Is this bijection between subsets of $\mathbb{Z}$ right? I was trying to prove the following: For some fixed $n \in \mathbb{N}$ define the following set of integers $S_4(n) = \{k \in \mathbb{Z} : k = n+j, j \in \{0,1,2,3\}\subset \mathbb{Z}\}$, then if $A = \{0,1,2,3\}\subset \mathbb{Z}$, the function $f : S_4(n) \to A$ which sends each number to the remainder of the division by $4$ is a bijection.
My proof was the following: write $n = 4q + r$ where $q$ is the quotient of the division by $4$ and $r$ is the remainder. Then, $S_4(n) = \{n_k \in \mathbb{Z} : n_k = 4q+(r+k), k \in \{0,1,2,3,4\}\subset \mathbb{Z}\}$. First we prove injectivity. For some $n_i, n_j \in S_4(n)$  consider $f(n_i) = f(n_j)$. But $n_i = 4q+(r+i)$ and $n_j = 4q + (r+j)$, and so $f(n_i) = r+ i$ and $f(n_j) = r+j$ and in that case we have $i = j$ implying that $n_i = n_j$ and thus $f$ is injective.
To prove surjectivity we do as follows: given $a \in \{0,1,2,3,4\}$ we want $n_k = 4q+(r+k)$ such that $f(n_k) = a$. But this means $r+k = a$ and so we simply take $k = a - r$ which is the same as taking $n_{a -r}$, so that we have $f(n_{a-r}) = r+(a-r)=a$ as desired, so that $f$ is surjective.
Is this proof correct? I think there's just a problem. First, I didn't prove that if $r$ is the remainder of $n$ by $4$ then $r+1$ is the remainder of $n+1$ by $4$. Second, I didn't prove that $a - r \in \{0,1,2,3,4\}$ which is necessary so that $n_{a-r} \in S_n(4)$. Are those real problems with this proof? Are any other errors there? If some, how can I make this better?
Thanks very much in advance!
 A: M Turgeon already pointed out some flaws in your proof. He also mentioned, that it is sufficient to prove injectivity. So let me give you a short argument, why injectivity holds:
Let $a,b\in S_4(n)=\{n,n+1,n+2,n+3\}$. Certainly $|a-b|<4$. We can write,  $a=4q_1+r_1$ and $b=4q_2+r_2$, such that $0\leq r_1,r_2<4$.

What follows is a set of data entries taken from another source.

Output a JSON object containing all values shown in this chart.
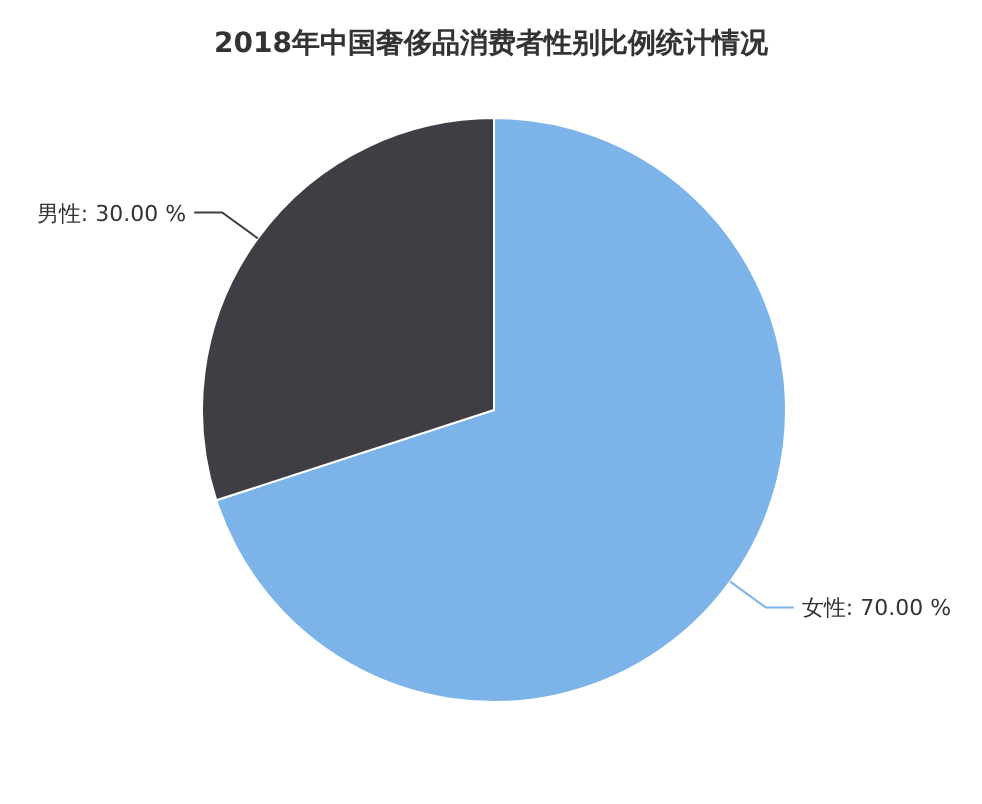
{
  "chart_data": {
    "type": "pie",
    "title": "2018年中国奢侈品消费者性别比例统计情况",
    "categories": [
      "女性",
      "男性"
    ],
    "values": [
      70,
      30
    ],
    "colors": [
      "#7cb4ea",
      "#3f3e44"
    ],
    "value_labels": [
      "70.00 %",
      "30.00 %"
    ]
  }
}
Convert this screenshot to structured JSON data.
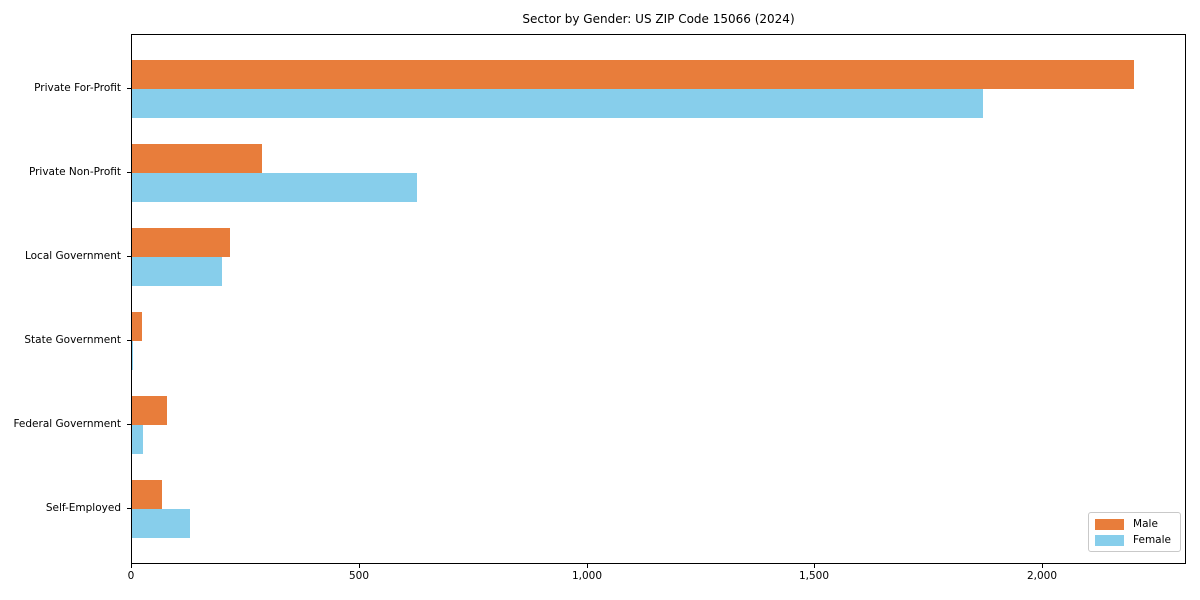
{
  "title": "Sector by Gender: US ZIP Code 15066 (2024)",
  "chart_data": {
    "type": "bar",
    "orientation": "horizontal",
    "title": "Sector by Gender: US ZIP Code 15066 (2024)",
    "xlabel": "",
    "ylabel": "",
    "categories": [
      "Private For-Profit",
      "Private Non-Profit",
      "Local Government",
      "State Government",
      "Federal Government",
      "Self-Employed"
    ],
    "series": [
      {
        "name": "Male",
        "color": "#e87d3b",
        "values": [
          2204,
          286,
          215,
          22,
          77,
          66
        ]
      },
      {
        "name": "Female",
        "color": "#87ceeb",
        "values": [
          1872,
          626,
          198,
          3,
          24,
          128
        ]
      }
    ],
    "xlim": [
      0,
      2316
    ],
    "x_ticks": [
      {
        "value": 0,
        "label": "0"
      },
      {
        "value": 500,
        "label": "500"
      },
      {
        "value": 1000,
        "label": "1,000"
      },
      {
        "value": 1500,
        "label": "1,500"
      },
      {
        "value": 2000,
        "label": "2,000"
      }
    ],
    "grid": false,
    "legend_position": "lower right",
    "axis_color": "#000000",
    "background_color": "#ffffff"
  }
}
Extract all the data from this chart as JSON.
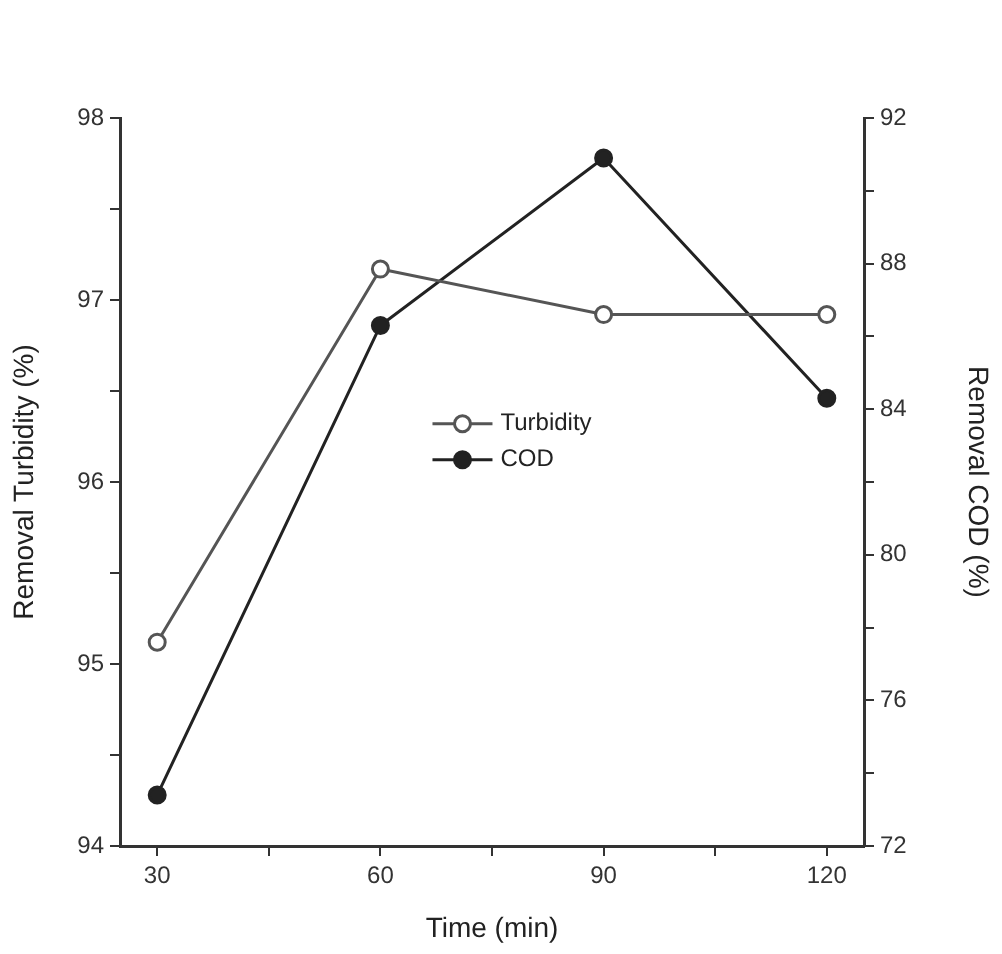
{
  "chart_data": {
    "type": "line",
    "xlabel": "Time (min)",
    "ylabel": "Removal Turbidity (%)",
    "y2label": "Removal COD (%)",
    "x": [
      30,
      60,
      90,
      120
    ],
    "series": [
      {
        "name": "Turbidity",
        "color": "#555555",
        "values": [
          95.12,
          97.17,
          96.92,
          96.92
        ]
      },
      {
        "name": "COD",
        "color": "#222222",
        "axis": "y2",
        "values": [
          73.4,
          86.3,
          90.9,
          84.3
        ]
      }
    ],
    "xlim": [
      25,
      125
    ],
    "xticks": [
      30,
      {
        "value": 45,
        "label": null
      },
      60,
      {
        "value": 75,
        "label": null
      },
      90,
      {
        "value": 105,
        "label": null
      },
      120
    ],
    "ylim": [
      94,
      98
    ],
    "yticks": [
      94,
      {
        "value": 94.5,
        "label": null
      },
      95,
      {
        "value": 95.5,
        "label": null
      },
      96,
      {
        "value": 96.5,
        "label": null
      },
      97,
      {
        "value": 97.5,
        "label": null
      },
      98
    ],
    "y2lim": [
      72,
      92
    ],
    "y2ticks": [
      72,
      {
        "value": 74,
        "label": null
      },
      76,
      {
        "value": 78,
        "label": null
      },
      80,
      {
        "value": 82,
        "label": null
      },
      84,
      {
        "value": 86,
        "label": null
      },
      88,
      {
        "value": 90,
        "label": null
      },
      92
    ],
    "grid": false,
    "legend": "center",
    "marker": "circle",
    "line_style": "solid"
  }
}
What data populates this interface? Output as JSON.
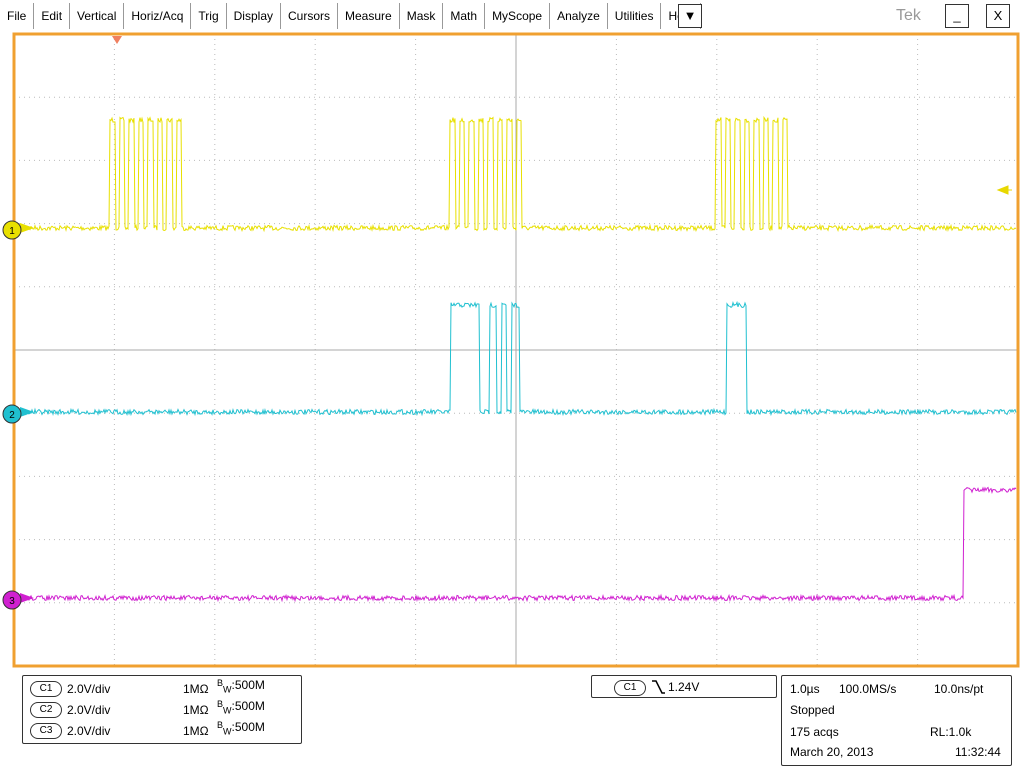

Now, assume $f(a)=f(b)$, but $a\neq b$. Then first condition yields $r_1=r_2$ and the second $q_1\neq q_2$, so
$$|a-b|=\left|(4q_1+r_1)-(4q_2+r_2)\right|=\left|4(q_1-q_2)+(r_1-r_2)\right|=4\left|q_1-q_2\right|\geq 4\cdot 1 =4$$
which is a contradiction.
A: Your proof of injectivity is not quite complete (as Tomas mentionned): you have to consider the case where $r+i\geq 4$, in which case $f(n_i)=(r+i)-4\neq r+i$ (also, for your redefinition of $S_4(n)$, you don't want $k=4$). Once this is fixed, since there are $4$ elements in $S_4(n)$, injectivity is enough to get bijectivity.
Your proof of surjectivity has indeed one little flaw, i.e. you want $a-r\in\{0,1,2,3\}$. But all you need is a case-by-case analysis: if $a-r$ is not what you want, just add $4$. The second problem you mention is not needed.
In fact, using modular arithmetic (instead of explicitly writing $n=4q+r$) should simplify greatly the argument.